Il circuito brianzolo, celebre per le gare di Formula 1, è in uno stato di completo abbandono. E Bernie Ecclestone minaccia di portare via dalla Lombardia i gran premi. Ma prima di lui sono già scappati in tanti

Ci sono due parole che Niki Lauda ripete spesso quando si ritrova ai box dell’autodromo di Monza. La leggenda austriaca della Ferrari dice «Grande casino» per descrivere il caos del circuito brianzolo, fra bagni pubblici inavvicinabili, via vai di tecnici e giornalisti, cabine non adeguate agli standard, parcheggi “all’italiana” improvvisati in mezzo al prato.
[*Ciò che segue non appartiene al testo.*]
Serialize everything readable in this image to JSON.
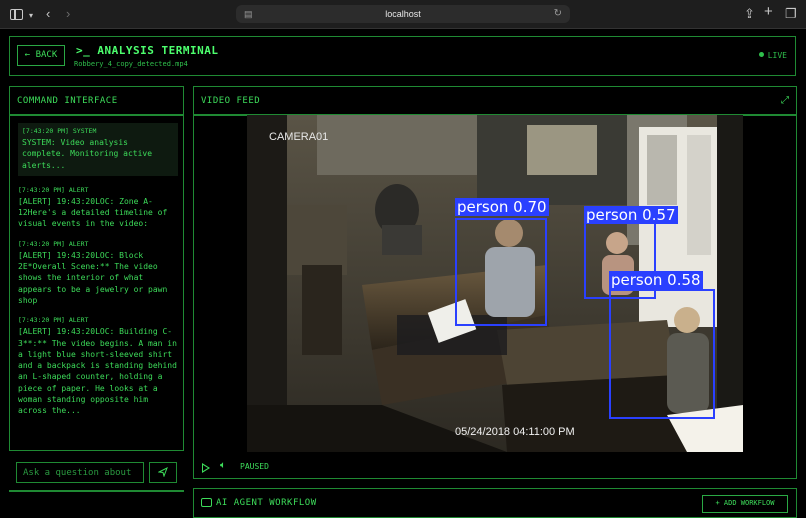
{
  "browser": {
    "url": "localhost"
  },
  "header": {
    "back_label": "← BACK",
    "title": ">_ ANALYSIS TERMINAL",
    "filename": "Robbery_4_copy_detected.mp4",
    "live_label": "LIVE"
  },
  "command_interface": {
    "title": "COMMAND INTERFACE",
    "messages": [
      {
        "timestamp": "[7:43:20 PM] SYSTEM",
        "text": "SYSTEM: Video analysis complete. Monitoring active alerts..."
      },
      {
        "timestamp": "[7:43:20 PM] ALERT",
        "text": "[ALERT] 19:43:20LOC: Zone A-12Here's a detailed timeline of visual events in the video:"
      },
      {
        "timestamp": "[7:43:20 PM] ALERT",
        "text": "[ALERT] 19:43:20LOC: Block 2E*Overall Scene:** The video shows the interior of what appears to be a jewelry or pawn shop"
      },
      {
        "timestamp": "[7:43:20 PM] ALERT",
        "text": "[ALERT] 19:43:20LOC: Building C-3**:** The video begins. A man in a light blue short-sleeved shirt and a backpack is standing behind an L-shaped counter, holding a piece of paper. He looks at a woman standing opposite him across the..."
      }
    ],
    "input_placeholder": "Ask a question about"
  },
  "video_feed": {
    "title": "VIDEO FEED",
    "camera_label": "CAMERA01",
    "timestamp": "05/24/2018 04:11:00 PM",
    "status": "PAUSED",
    "detections": [
      {
        "label": "person 0.70"
      },
      {
        "label": "person 0.57"
      },
      {
        "label": "person 0.58"
      }
    ],
    "box_color": "#2a40ff"
  },
  "workflow": {
    "title": "AI AGENT WORKFLOW",
    "button_label": "+ ADD WORKFLOW"
  },
  "colors": {
    "accent": "#3ddc5a",
    "border": "#1f8a33",
    "background": "#000000"
  }
}
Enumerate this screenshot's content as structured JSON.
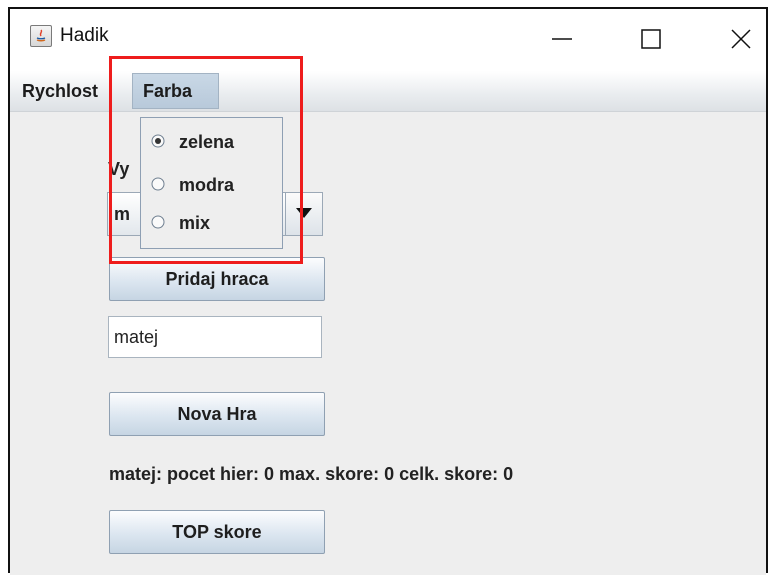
{
  "window": {
    "title": "Hadik",
    "icon": "java-icon",
    "controls": [
      "minimize-icon",
      "maximize-icon",
      "close-icon"
    ]
  },
  "menubar": {
    "items": [
      {
        "label": "Rychlost"
      },
      {
        "label": "Farba"
      }
    ]
  },
  "farba_menu": {
    "options": [
      {
        "label": "zelena",
        "selected": true
      },
      {
        "label": "modra",
        "selected": false
      },
      {
        "label": "mix",
        "selected": false
      }
    ]
  },
  "form": {
    "select_label_partial": "Vy",
    "combo_value_partial": "m",
    "add_player_button": "Pridaj hraca",
    "player_name_value": "matej",
    "new_game_button": "Nova Hra",
    "stats_text": "matej: pocet hier: 0 max. skore: 0 celk. skore: 0",
    "top_score_button": "TOP skore"
  },
  "colors": {
    "highlight": "#ee1c1c",
    "menu_selected_bg": "#b8c9da",
    "window_bg": "#eeeeee"
  }
}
Espressione perfetta per descrivere il putiferio che si sta consumando attorno al circuito brianzolo, che vive una lenta eutanasia.

Già, perché settimana scorsa l’ottantaquattrenne capo della Formula 1, Bernie Ecclestone se n’è uscito dicendo: «Non credo che faremo un altro contratto con Monza, il vecchio è stato un disastro dal punto di vista commerciale. Dopo il 2016 bye bye...». Un annuncio che suona come la premessa a una condanna a morte e si trasforma in choc per gli appassionati dei motori e le autorità locali.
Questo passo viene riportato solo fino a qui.